- Born: April 26, 1905 Rock Island, Illinois, US
- Died: September 7, 1986 (aged 81)
- Resting place: Saint Augustine, Florida, US
- Known for: Illustration
- Movement: Fashion Illustration

= Ruth Sigrid Grafstrom =

American illustrator (1905–1986)

Ruth Sigrid Grafstrom (1905–1986) was an American illustrator, producing significant work in fashion illustration during the 1930s and 1940s.

== Early life ==
Grafstrom was born on April 26, 1905, in Rock Island, Illinois. Her father, Olaf Grafstrom was a painter from Sweden who immigrated to Seattle. His work influenced Northwest realist painters and at one time he chaired the art department at Augustana College. Ruth's mother was also an artist, focusing on ceramics.
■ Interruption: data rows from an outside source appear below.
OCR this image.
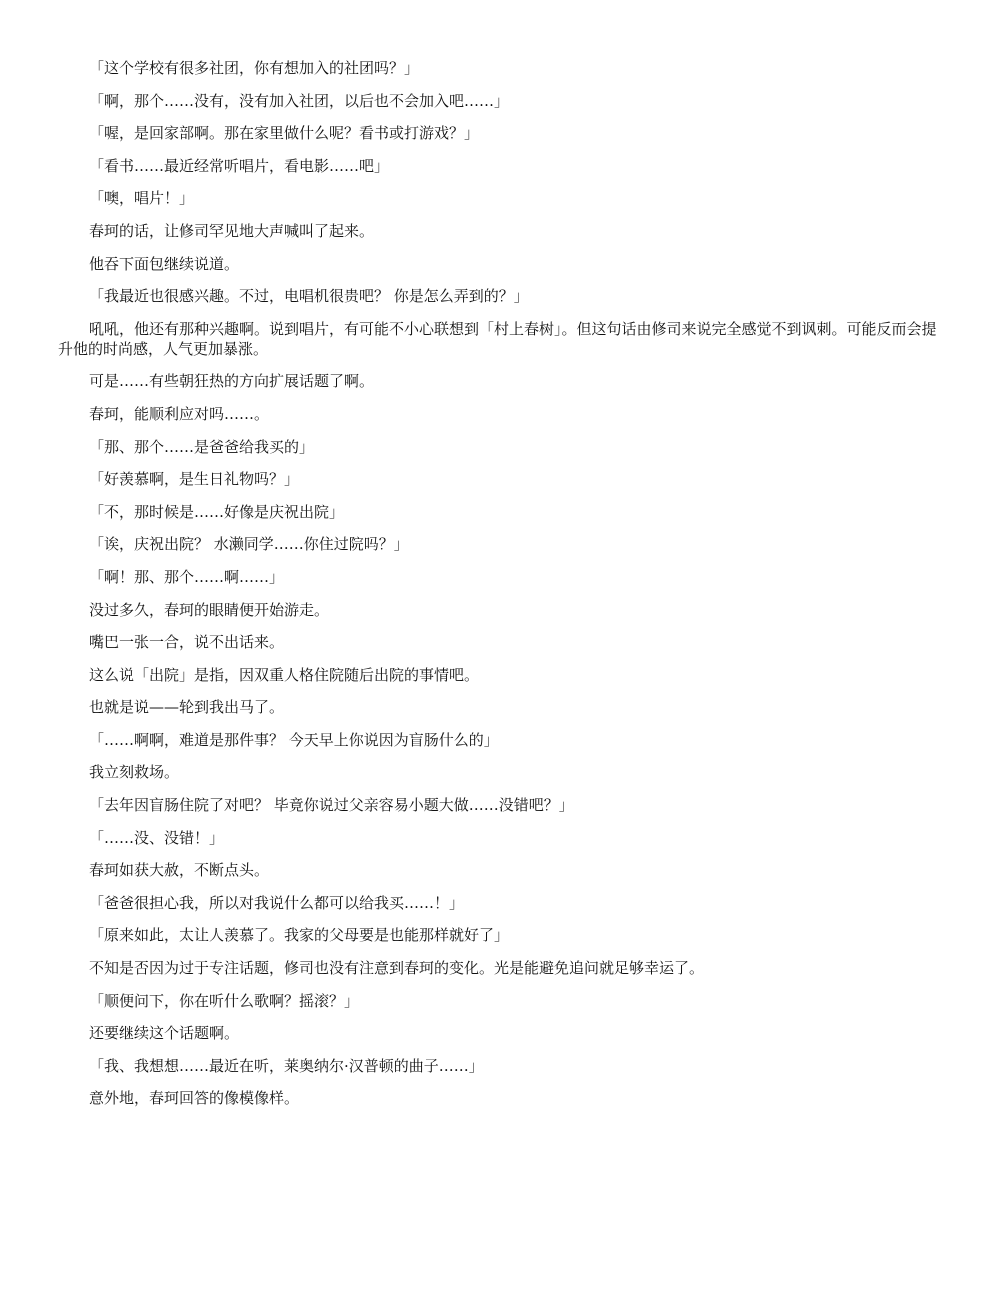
「这个学校有很多社团，你有想加入的社团吗？」

「啊，那个……没有，没有加入社团，以后也不会加入吧……」

「喔，是回家部啊。那在家里做什么呢？看书或打游戏？」

「看书……最近经常听唱片，看电影……吧」

「噢，唱片！」

春珂的话，让修司罕见地大声喊叫了起来。

他吞下面包继续说道。

「我最近也很感兴趣。不过，电唱机很贵吧？ 你是怎么弄到的？」

吼吼，他还有那种兴趣啊。说到唱片，有可能不小心联想到「村上春树」。但这句话由修司来说完全感觉不到讽刺。可能反而会提升他的时尚感，人气更加暴涨。

可是……有些朝狂热的方向扩展话题了啊。

春珂，能顺利应对吗……。

「那、那个……是爸爸给我买的」

「好羡慕啊，是生日礼物吗？」

「不，那时候是……好像是庆祝出院」

「诶，庆祝出院？ 水濑同学……你住过院吗？」

「啊！那、那个……啊……」

没过多久，春珂的眼睛便开始游走。

嘴巴一张一合，说不出话来。

这么说「出院」是指，因双重人格住院随后出院的事情吧。

也就是说——轮到我出马了。

「……啊啊，难道是那件事？ 今天早上你说因为盲肠什么的」

我立刻救场。

「去年因盲肠住院了对吧？ 毕竟你说过父亲容易小题大做……没错吧？」

「……没、没错！」

春珂如获大赦，不断点头。

「爸爸很担心我，所以对我说什么都可以给我买……！」

「原来如此，太让人羡慕了。我家的父母要是也能那样就好了」

不知是否因为过于专注话题，修司也没有注意到春珂的变化。光是能避免追问就足够幸运了。

「顺便问下，你在听什么歌啊？摇滚？」

还要继续这个话题啊。

「我、我想想……最近在听，莱奥纳尔·汉普顿的曲子……」

意外地，春珂回答的像模像样。
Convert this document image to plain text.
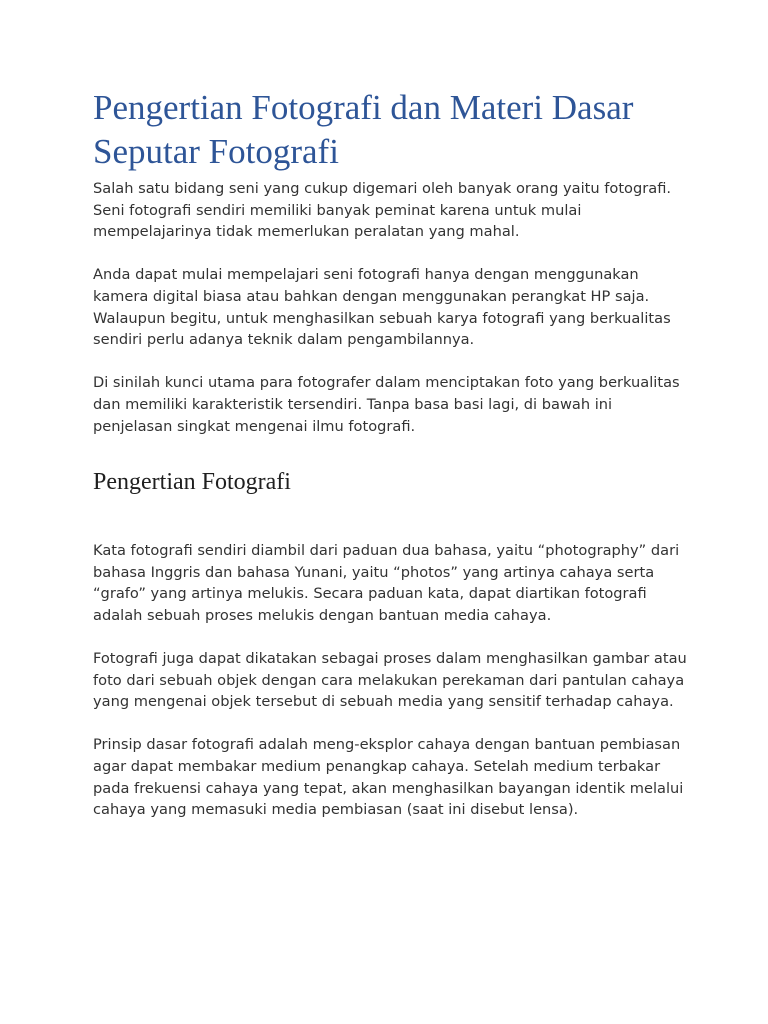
Pengertian Fotografi dan Materi Dasar Seputar Fotografi

Salah satu bidang seni yang cukup digemari oleh banyak orang yaitu fotografi. Seni fotografi sendiri memiliki banyak peminat karena untuk mulai mempelajarinya tidak memerlukan peralatan yang mahal.

Anda dapat mulai mempelajari seni fotografi hanya dengan menggunakan kamera digital biasa atau bahkan dengan menggunakan perangkat HP saja. Walaupun begitu, untuk menghasilkan sebuah karya fotografi yang berkualitas sendiri perlu adanya teknik dalam pengambilannya.

Di sinilah kunci utama para fotografer dalam menciptakan foto yang berkualitas dan memiliki karakteristik tersendiri. Tanpa basa basi lagi, di bawah ini penjelasan singkat mengenai ilmu fotografi.

Pengertian Fotografi

Kata fotografi sendiri diambil dari paduan dua bahasa, yaitu “photography” dari bahasa Inggris dan bahasa Yunani, yaitu “photos” yang artinya cahaya serta “grafo” yang artinya melukis. Secara paduan kata, dapat diartikan fotografi adalah sebuah proses melukis dengan bantuan media cahaya.

Fotografi juga dapat dikatakan sebagai proses dalam menghasilkan gambar atau foto dari sebuah objek dengan cara melakukan perekaman dari pantulan cahaya yang mengenai objek tersebut di sebuah media yang sensitif terhadap cahaya.

Prinsip dasar fotografi adalah meng-eksplor cahaya dengan bantuan pembiasan agar dapat membakar medium penangkap cahaya. Setelah medium terbakar pada frekuensi cahaya yang tepat, akan menghasilkan bayangan identik melalui cahaya yang memasuki media pembiasan (saat ini disebut lensa).
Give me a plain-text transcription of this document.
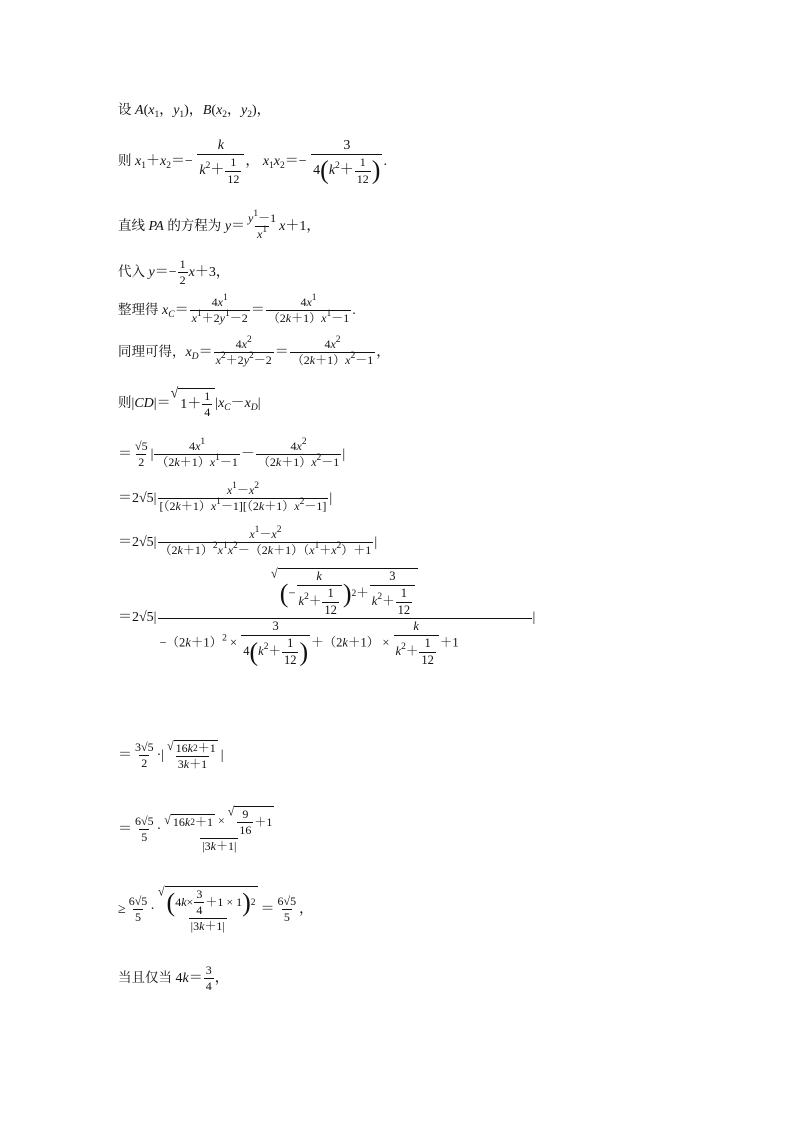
设 $A(x_1$，$y_1$)，$B(x_2$，$y_2$)，
则 $x_1+x_2=- \frac{k}{k^2+ \frac{1}{12}}$ ， $x_1x_2=- \frac{3}{4(k^2+ \frac{1}{12} )}$ .
直线 PA 的方程为 $y= \frac{y^1-1}{x^1} x+1$，
代入 $y=- \frac{1}{2} x+3$，
整理得 $x_C= \frac{4x^1}{x^1+2y^1-2} = \frac{4x^1}{(2k+1)x^1-1}$ .
同理可得，$x_D= \frac{4x^2}{x^2+2y^2-2} = \frac{4x^2}{(2k+1)x^2-1}$ ，
则|CD|＝
√
1＋
1
4
$|x_C-x_D|$
＝ $\frac{√5}{2}$ | $\frac{4x^1}{(2k+1)x^1-1} - \frac{4x^2}{(2k+1)x^2-1}$ |
$=2√5| \frac{x^1-x^2}{[(2k+1)x^1-1][(2k+1)x^2-1]}$ |
$=2√5| \frac{x^1-x^2}{(2k+1)^2x^1x^2-(2k+1)(x^1+x^2)+1}$ |
＝2√5| √
( −
k
$k^2+ \frac{1}{12}$ ) 2 ＋
3
$k^2+ \frac{1}{12}$
$-(2k+1)^2 \times \frac{3}{4(k^2+ \frac{1}{12} )} +(2k+1) \times \frac{k}{k^2+ \frac{1}{12}} +1$ |
＝ $\frac{3√5}{2}$ ·| $\frac{√ 16 k 2 +1}{3k+1}$ |
＝ $\frac{6√5}{5}$ · √ 16 k 2 ＋1 ×
√ 9
16
＋1
|3k＋1|
≥ $\frac{6√5}{5}$ · √ ( 4 k ×
3
4
＋1 × 1 ) 2
$|3k+1| = \frac{6√5}{5}$ ，
当且仅当 $4k= \frac{3}{4}$ ，
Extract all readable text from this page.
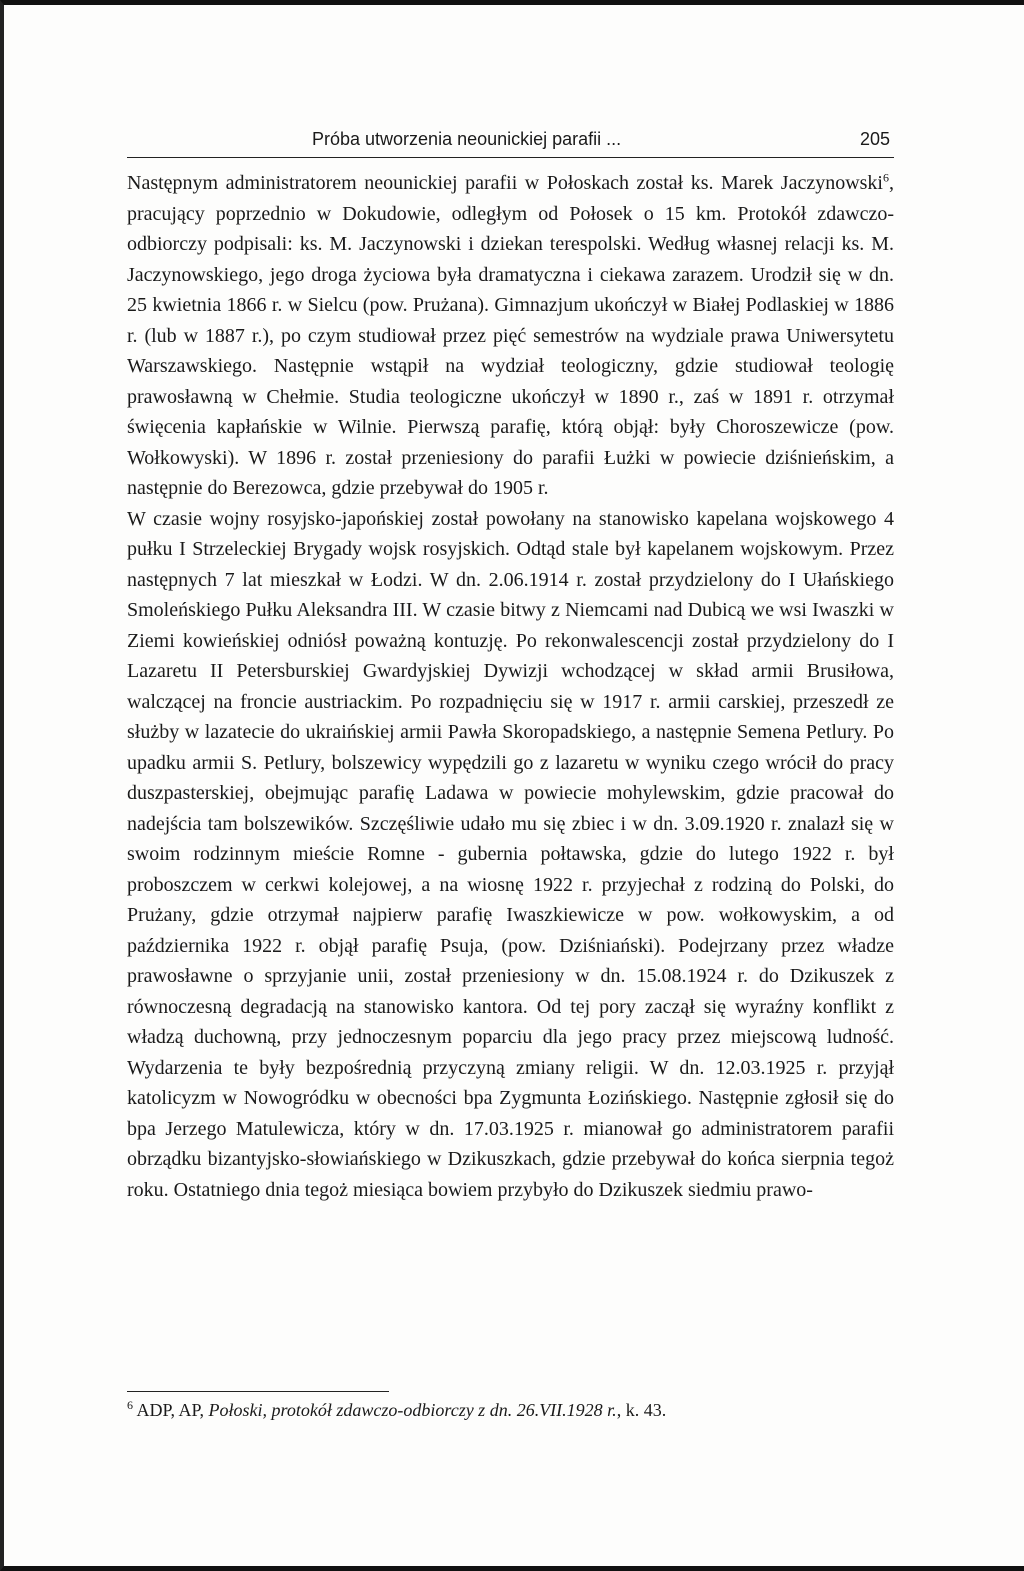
Próba utworzenia neounickiej parafii ...	205

Następnym administratorem neounickiej parafii w Połoskach został ks. Marek Jaczynowski$^6$, pracujący poprzednio w Dokudowie, odległym od Połosek o 15 km. Protokół zdawczo-odbiorczy podpisali: ks. M. Jaczynowski i dziekan terespolski. Według własnej relacji ks. M. Jaczynowskiego, jego droga życiowa była dramatyczna i ciekawa zarazem. Urodził się w dn. 25 kwietnia 1866 r. w Sielcu (pow. Prużana). Gimnazjum ukończył w Białej Podlaskiej w 1886 r. (lub w 1887 r.), po czym studiował przez pięć semestrów na wydziale prawa Uniwersytetu Warszawskiego. Następnie wstąpił na wydział teologiczny, gdzie studiował teologię prawosławną w Chełmie. Studia teologiczne ukończył w 1890 r., zaś w 1891 r. otrzymał święcenia kapłańskie w Wilnie. Pierwszą parafię, którą objął: były Choroszewicze (pow. Wołkowyski). W 1896 r. został przeniesiony do parafii Łużki w powiecie dziśnieńskim, a następnie do Berezowca, gdzie przebywał do 1905 r.

W czasie wojny rosyjsko-japońskiej został powołany na stanowisko kapelana wojskowego 4 pułku I Strzeleckiej Brygady wojsk rosyjskich. Odtąd stale był kapelanem wojskowym. Przez następnych 7 lat mieszkał w Łodzi. W dn. 2.06.1914 r. został przydzielony do I Ułańskiego Smoleńskiego Pułku Aleksandra III. W czasie bitwy z Niemcami nad Dubicą we wsi Iwaszki w Ziemi kowieńskiej odniósł poważną kontuzję. Po rekonwalescencji został przydzielony do I Lazaretu II Petersburskiej Gwardyjskiej Dywizji wchodzącej w skład armii Brusiłowa, walczącej na froncie austriackim. Po rozpadnięciu się w 1917 r. armii carskiej, przeszedł ze służby w lazatecie do ukraińskiej armii Pawła Skoropadskiego, a następnie Semena Petlury. Po upadku armii S. Petlury, bolszewicy wypędzili go z lazaretu w wyniku czego wrócił do pracy duszpasterskiej, obejmując parafię Ladawa w powiecie mohylewskim, gdzie pracował do nadejścia tam bolszewików. Szczęśliwie udało mu się zbiec i w dn. 3.09.1920 r. znalazł się w swoim rodzinnym mieście Romne - gubernia połtawska, gdzie do lutego 1922 r. był proboszczem w cerkwi kolejowej, a na wiosnę 1922 r. przyjechał z rodziną do Polski, do Prużany, gdzie otrzymał najpierw parafię Iwaszkiewicze w pow. wołkowyskim, a od października 1922 r. objął parafię Psuja, (pow. Dziśniański). Podejrzany przez władze prawosławne o sprzyjanie unii, został przeniesiony w dn. 15.08.1924 r. do Dzikuszek z równoczesną degradacją na stanowisko kantora. Od tej pory zaczął się wyraźny konflikt z władzą duchowną, przy jednoczesnym poparciu dla jego pracy przez miejscową ludność. Wydarzenia te były bezpośrednią przyczyną zmiany religii. W dn. 12.03.1925 r. przyjął katolicyzm w Nowogródku w obecności bpa Zygmunta Łozińskiego. Następnie zgłosił się do bpa Jerzego Matulewicza, który w dn. 17.03.1925 r. mianował go administratorem parafii obrządku bizantyjsko-słowiańskiego w Dzikuszkach, gdzie przebywał do końca sierpnia tegoż roku. Ostatniego dnia tegoż miesiąca bowiem przybyło do Dzikuszek siedmiu prawo-

$^6$ ADP, AP, Połoski, protokół zdawczo-odbiorczy z dn. 26.VII.1928 r., k. 43.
Grafstrom attended school in Chicago and Paris and after graduating, worked in fashion illustration.

== Artistic career ==
She created illustrations for Vogue magazine, including some covers. Grafstrom also contributed illustrations to the Delineator, Cosmopolitan, and other women's magazines. Her illustrations featured real, approachable women. She drew "'real' women...[who] inhabit 'real' space." Her illustrations sometimes included fabric collage, to give the image texture.

== Later life and death ==
Grafstrom died on September 7, 1986, and is buried in Evergreen Cemetery in Saint Augustine, Florida.